Wait, I'll a draw a Twins Paradox world lines

 

[Mentz114]

Hmhhh, all this time every time I calculated time, I used the reverse of pythagoras. $t' = \sqrt{y^2-x^2}$ How can I didn't see the knots before?
Btw, this is my source numbers and the resulting text files. You might want to rename Source ST-03.txt to Source ST-03.rtf, because PF forum doesn't allowed uploading RTF files.

I wondered why you didn't see the 'knots'.

You have made the connection with proper time, $\tau = \sqrt{t^2-x^2}$ which is good.

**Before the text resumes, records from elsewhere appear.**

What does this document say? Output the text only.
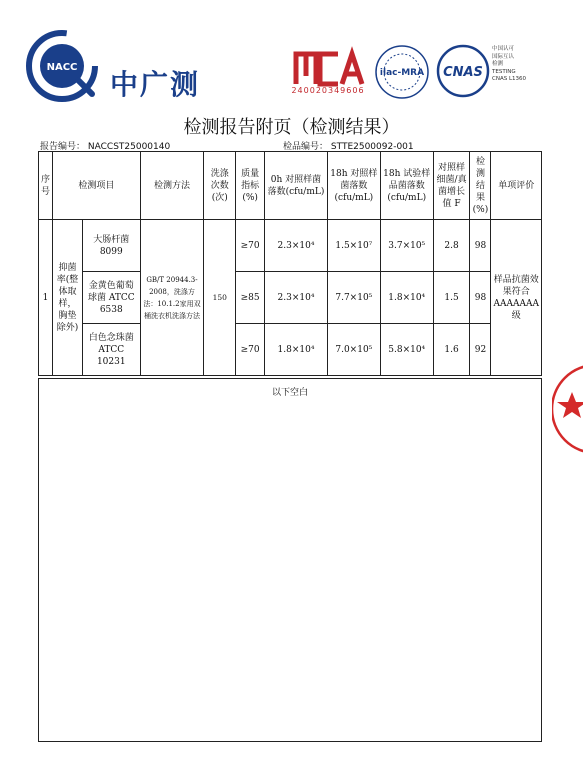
NACC
中广测	240020349606
ilac-MRA CNAS
中国认可
国际互认
检测
TESTING
CNAS L1360
检测报告附页（检测结果）
报告编号： NACCST25000140	检品编号： STTE2500092-001
序号	检测项目		检测方法	洗涤次数(次)	质量指标(%)	0h 对照样菌落数(cfu/mL)	18h 对照样菌落数(cfu/mL)	18h 试验样品菌落数(cfu/mL)	对照样细菌/真菌增长值 F	检测结果(%)	单项评价
1	抑菌率(整体取样，胸垫除外)	大肠杆菌 8099	GB/T 20944.3-2008，洗涤方法：10.1.2家用双桶洗衣机洗涤方法	150	≥70	2.3×10⁴	1.5×10⁷	3.7×10⁵	2.8	98	样品抗菌效果符合AAAAAAA级
		金黄色葡萄球菌 ATCC 6538			≥85	2.3×10⁴	7.7×10⁵	1.8×10⁴	1.5	98	
		白色念珠菌 ATCC 10231			≥70	1.8×10⁴	7.0×10⁵	5.8×10⁴	1.6	92	
以下空白
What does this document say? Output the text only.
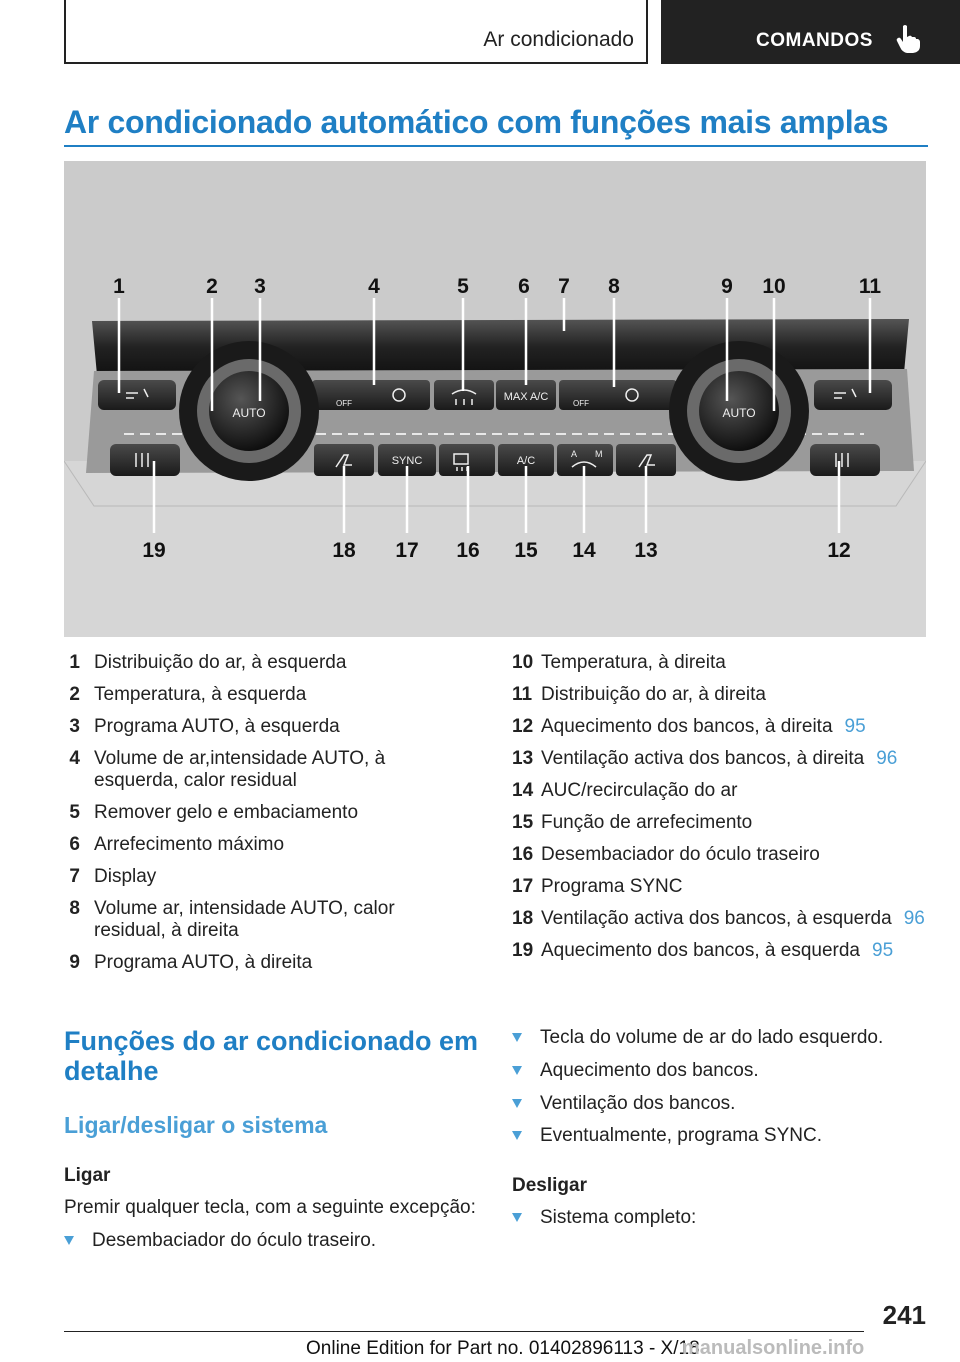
Ar condicionado	COMANDOS
Ar condicionado automático com funções mais amplas
AUTO	AUTO
OFF	OFF
MAX A/C
SYNC	A/C
A M
1	2 3	4	5 6 7 8	9 10	11
19	18 17 16 15 14 13	12
1 Distribuição do ar, à esquerda
2 Temperatura, à esquerda
3 Programa AUTO, à esquerda
4 Volume de ar,intensidade AUTO, à esquerda, calor residual
5 Remover gelo e embaciamento
6 Arrefecimento máximo
7 Display
8 Volume ar, intensidade AUTO, calor residual, à direita
9 Programa AUTO, à direita
10 Temperatura, à direita
11 Distribuição do ar, à direita
12 Aquecimento dos bancos, à direita 95
13 Ventilação activa dos bancos, à direita 96
14 AUC/recirculação do ar
15 Função de arrefecimento
16 Desembaciador do óculo traseiro
17 Programa SYNC
18 Ventilação activa dos bancos, à esquerda 96
19 Aquecimento dos bancos, à esquerda 95
Funções do ar condicionado em detalhe
Ligar/desligar o sistema
Ligar
Premir qualquer tecla, com a seguinte excepção:
Desembaciador do óculo traseiro.
Tecla do volume de ar do lado esquerdo.
Aquecimento dos bancos.
Ventilação dos bancos.
Eventualmente, programa SYNC.
Desligar
Sistema completo:
241
Online Edition for Part no. 01402896113 - X/18
manualsonline.info
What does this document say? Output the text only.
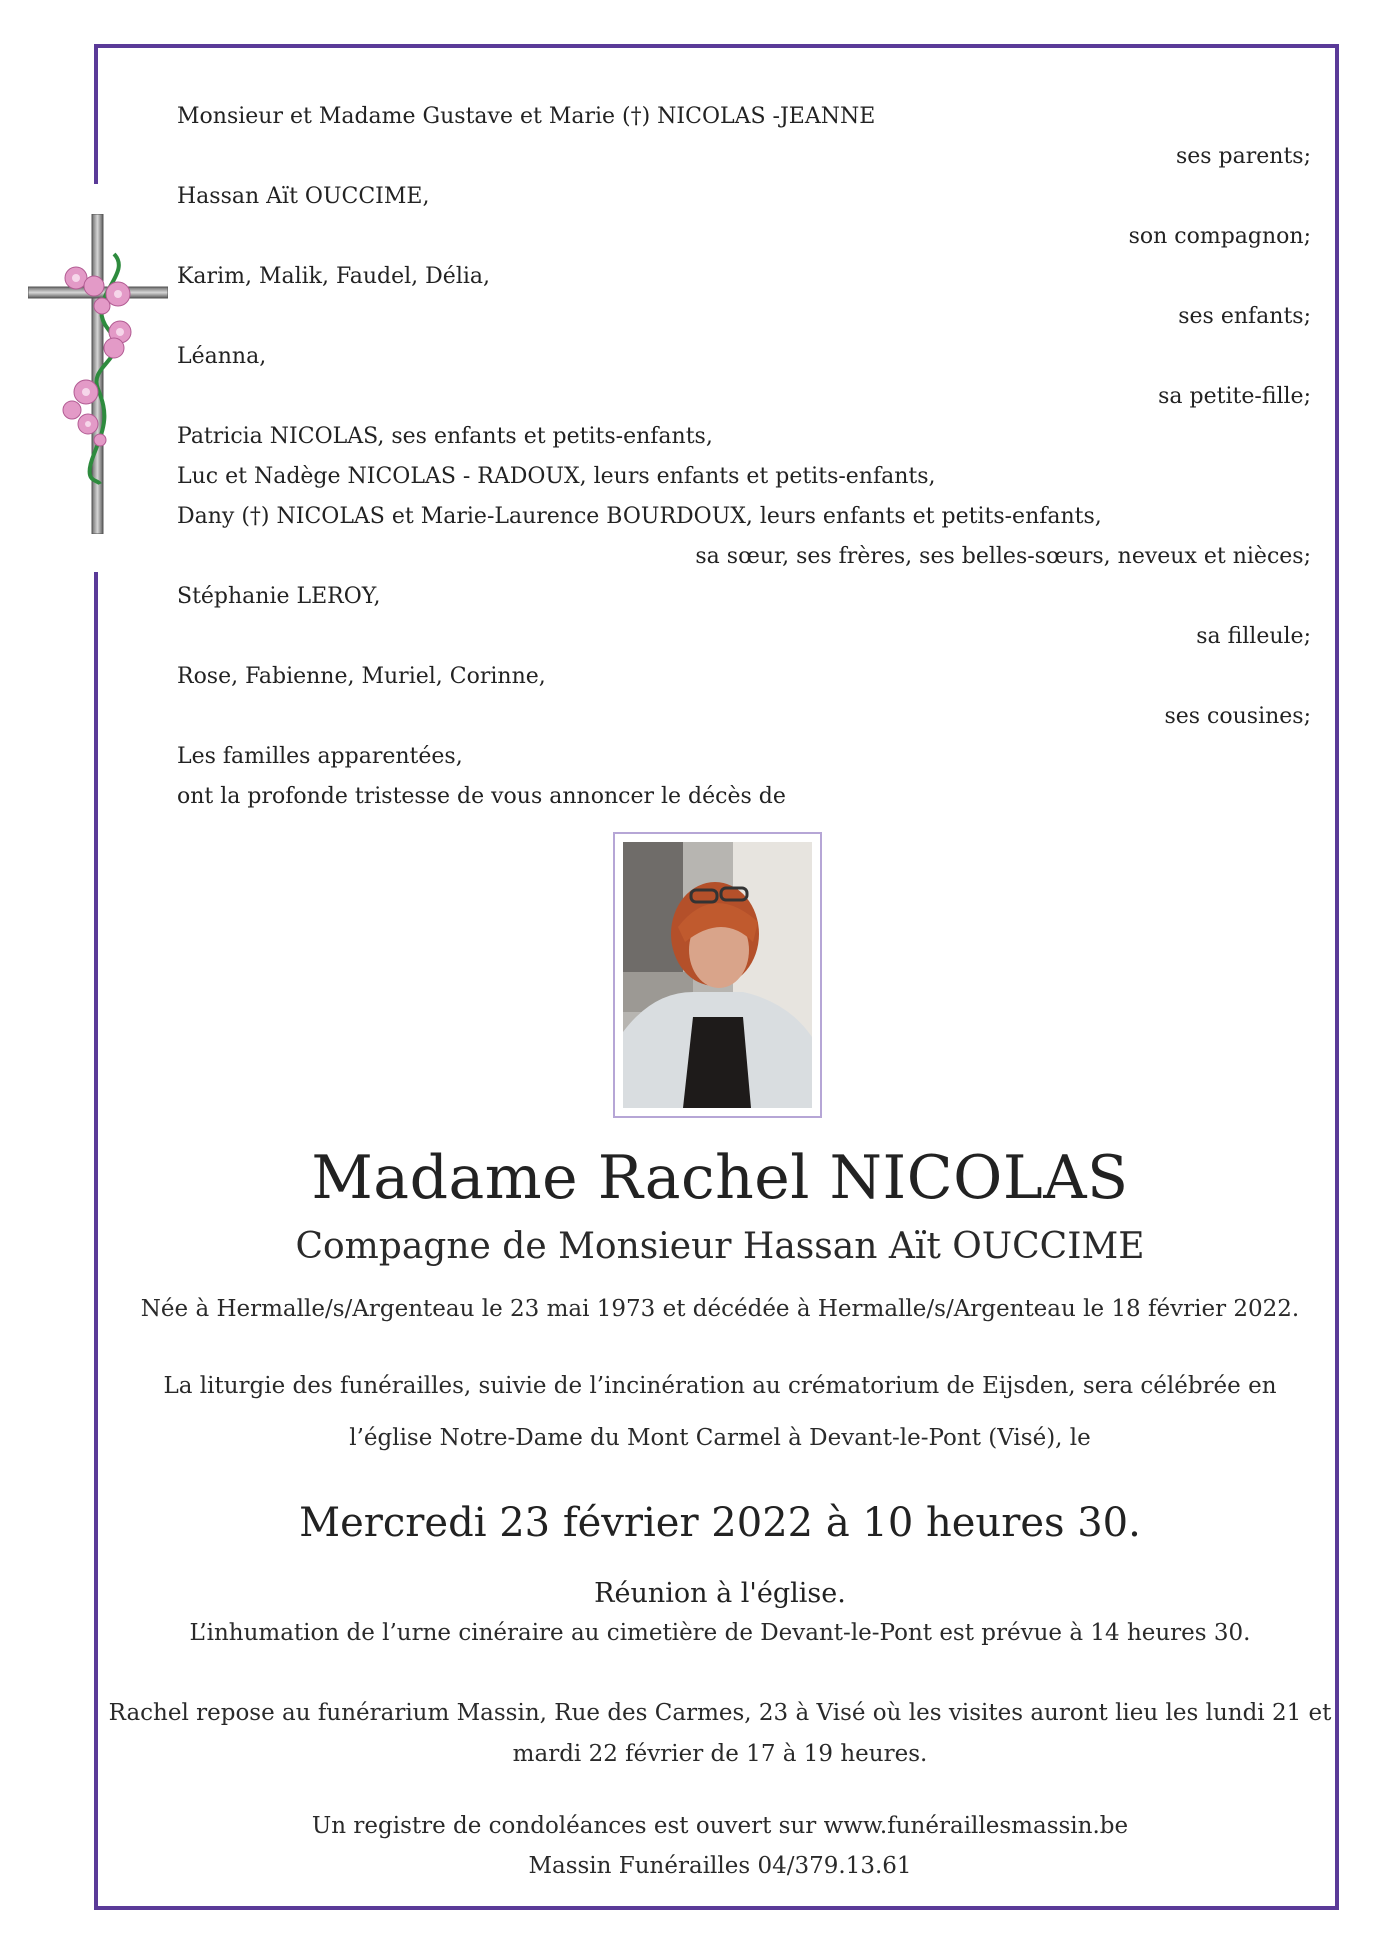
Monsieur et Madame Gustave et Marie (†) NICOLAS -JEANNE
ses parents;
Hassan Aït OUCCIME,
son compagnon;
Karim, Malik, Faudel, Délia,
ses enfants;
Léanna,
sa petite-fille;
Patricia NICOLAS, ses enfants et petits-enfants,
Luc et Nadège NICOLAS - RADOUX, leurs enfants et petits-enfants,
Dany (†) NICOLAS et Marie-Laurence BOURDOUX, leurs enfants et petits-enfants,
sa sœur, ses frères, ses belles-sœurs, neveux et nièces;
Stéphanie LEROY,
sa filleule;
Rose, Fabienne, Muriel, Corinne,
ses cousines;
Les familles apparentées,
ont la profonde tristesse de vous annoncer le décès de
Madame Rachel NICOLAS
Compagne de Monsieur Hassan Aït OUCCIME
Née à Hermalle/s/Argenteau le 23 mai 1973 et décédée à Hermalle/s/Argenteau le 18 février 2022.
La liturgie des funérailles, suivie de l’incinération au crématorium de Eijsden, sera célébrée en
l’église Notre-Dame du Mont Carmel à Devant-le-Pont (Visé), le
Mercredi 23 février 2022 à 10 heures 30.
Réunion à l'église.
L’inhumation de l’urne cinéraire au cimetière de Devant-le-Pont est prévue à 14 heures 30.
Rachel repose au funérarium Massin, Rue des Carmes, 23 à Visé où les visites auront lieu les lundi 21 et
mardi 22 février de 17 à 19 heures.
Un registre de condoléances est ouvert sur www.funéraillesmassin.be
Massin Funérailles 04/379.13.61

I'm not going to download any of the stuff you posted. I find your methods complicated and baroque but if it makes sense to you then that's fine.

 

[Stephanus]

Twins paradox

There is something very wrong here?
Those I area that I circle. Why there are so much lines? I've calculated my numbers twice (may be three times) But the lines at the red circle are crowded?? I'm afraid there's something in my text files that ST Plotter won't receive.

 

[jbriggs444]

Twins paradox
Those I area that I circle. Why there are so much lines?

If you looked at those south-east to north-west yellow lines as light signals sent from the green twin to the blue twin then that close spacing would be called a Doppler shift.

 

[Stephanus]

What about this? This looks right to me.

 

[Mentz114]

What about this? This looks right to me.
View attachment 86136

That looks OK. But, as usual, I'm wondering why you need all those light pulses ?

The time between parting and meeting on the blue clock is the number of blue knots between the events, and the time on the green clock is the total number of green knots.

You could also calculate the green clock times using $\tau=\sqrt{t^2-x^2}$ for the green triangles.

 

[Stephanus]

That looks OK. But, as usual, I'm wondering why you need all those light pulses ?

The time between parting and meeting on the blue clock is the number of blue knots between the events, and the time on the green clock is the total number of green knots.

You could also calculate the green clock times using $\tau=\sqrt{t^2-x^2}$ for the green triangles.

I don't know
I just try to draw ST diagram quickly. I saw an ST diagram for Twins Paradox, there were lights rays from every "knots". And I just copy paste the formula. Doesn't have to drag many lines. Okay, just don't explain to me about Twins Paradox now. Studying doppler first.

 

[Stephanus]

[..]Time dilation we cannot directly measure. This was discussed in another thread just a day or so ago: https://www.physicsforums.com/threa...ver-be-directly-observed.820770/#post-5152104

The link/thread you gave me is very useful. I just read it now. Thanks.